🤖 AI Summary
This work addresses the limitations of existing cloud-based inference services, which rely on proprietary hardware and closed ecosystems, thereby failing to provide open, reproducible, and genuinely secure privacy guarantees. The paper presents the first fully open-source framework for confidential large language model inference that operates without dependence on proprietary hardware. Built upon commercially available trusted execution environments (TEEs), the proposed system implements an end-to-end secure architecture and demonstrates confidential inference for the Llama-3 8B model atop vLLM. Experimental evaluation of the open-source prototype confirms that the approach achieves strong privacy protection while maintaining practical feasibility and incurring only moderate, manageable performance overhead.
📝 Abstract
Generative AI applications such as personal AI agents, image generators, and chat assistants offer advanced capabilities to improve user experience.

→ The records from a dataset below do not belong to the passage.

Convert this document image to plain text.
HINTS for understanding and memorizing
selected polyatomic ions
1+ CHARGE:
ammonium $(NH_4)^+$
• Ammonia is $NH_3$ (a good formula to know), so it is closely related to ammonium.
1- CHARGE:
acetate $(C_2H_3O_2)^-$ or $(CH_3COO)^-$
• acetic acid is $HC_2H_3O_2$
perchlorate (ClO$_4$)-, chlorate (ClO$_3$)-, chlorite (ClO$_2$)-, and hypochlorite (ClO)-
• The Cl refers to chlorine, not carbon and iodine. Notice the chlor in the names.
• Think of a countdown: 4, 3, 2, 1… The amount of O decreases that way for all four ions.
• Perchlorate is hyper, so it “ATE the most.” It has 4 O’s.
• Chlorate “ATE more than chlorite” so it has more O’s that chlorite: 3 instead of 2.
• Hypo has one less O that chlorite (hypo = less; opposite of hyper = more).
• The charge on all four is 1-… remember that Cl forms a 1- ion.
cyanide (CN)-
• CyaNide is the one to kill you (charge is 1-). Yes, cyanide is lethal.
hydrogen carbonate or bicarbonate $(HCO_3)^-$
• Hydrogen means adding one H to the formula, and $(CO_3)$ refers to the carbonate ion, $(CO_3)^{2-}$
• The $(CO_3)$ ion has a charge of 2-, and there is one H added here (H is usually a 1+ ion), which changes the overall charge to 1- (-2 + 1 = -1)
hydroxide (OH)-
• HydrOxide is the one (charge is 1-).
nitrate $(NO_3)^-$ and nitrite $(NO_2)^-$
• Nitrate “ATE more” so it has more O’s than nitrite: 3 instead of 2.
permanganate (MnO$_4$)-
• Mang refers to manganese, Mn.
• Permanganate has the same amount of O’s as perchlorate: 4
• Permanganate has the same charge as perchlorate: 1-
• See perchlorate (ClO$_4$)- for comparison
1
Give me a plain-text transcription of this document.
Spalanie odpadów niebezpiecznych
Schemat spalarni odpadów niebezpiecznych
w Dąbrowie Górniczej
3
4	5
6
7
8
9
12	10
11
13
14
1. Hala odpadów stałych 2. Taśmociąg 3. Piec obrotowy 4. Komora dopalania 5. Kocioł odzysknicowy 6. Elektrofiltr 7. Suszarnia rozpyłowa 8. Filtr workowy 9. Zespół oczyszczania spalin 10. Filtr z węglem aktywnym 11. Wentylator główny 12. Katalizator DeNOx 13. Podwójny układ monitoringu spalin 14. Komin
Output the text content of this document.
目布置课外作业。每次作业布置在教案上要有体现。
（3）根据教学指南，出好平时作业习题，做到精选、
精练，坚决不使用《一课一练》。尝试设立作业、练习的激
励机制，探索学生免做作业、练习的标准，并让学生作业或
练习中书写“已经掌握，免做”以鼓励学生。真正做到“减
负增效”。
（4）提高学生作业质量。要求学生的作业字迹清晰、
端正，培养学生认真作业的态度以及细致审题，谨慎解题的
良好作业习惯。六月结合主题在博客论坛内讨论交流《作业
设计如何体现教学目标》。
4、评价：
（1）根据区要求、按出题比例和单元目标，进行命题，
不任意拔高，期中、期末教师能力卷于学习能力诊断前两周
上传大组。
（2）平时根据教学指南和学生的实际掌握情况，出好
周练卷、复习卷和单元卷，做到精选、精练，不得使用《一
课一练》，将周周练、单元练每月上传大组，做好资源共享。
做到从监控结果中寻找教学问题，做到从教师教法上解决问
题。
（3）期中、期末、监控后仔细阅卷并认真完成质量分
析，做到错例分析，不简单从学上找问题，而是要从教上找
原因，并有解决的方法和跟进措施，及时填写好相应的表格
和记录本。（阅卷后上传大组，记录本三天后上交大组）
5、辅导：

Behind the scenes, Large Language Models (LLMs) that power these services require a massive amount of computation and are usually deployed in the cloud, available as APIs, meaning that a user's request has to be sent to a Cloud Inference Service (CIS) for processing. However, the strong capabilities of LLM also mean that user's requests now contain much more personal sensitive or enterprise confidential information, demanding equally strong protection in CIS. While early industry efforts such as Apple Private Cloud Compute (PCC) and Google Private AI Compute have emerged to show the potential of secure CIS, they are not adoptable for deployment by others due to their reliance on proprietary hardware and closed ecosystem. In addition, they all suffer from their own design glitches that can undermine the ambitious goal of bringing in true privacy protection to end users. In this paper, we present our analysis of the fundamental requirements of building a secure yet open CIS. We then present OpenPCC, a Confidential CIS framework that does not rely on proprietary hardware but instead uses commercially available TEEs. We implement an open-source prototype and characterize it end-to-end on a Llama-3 8B vLLM workload, separating OpenPCC's own cost from the underlying TEE hardware. Our analysis and evaluation demonstrated the feasibility and security of the system.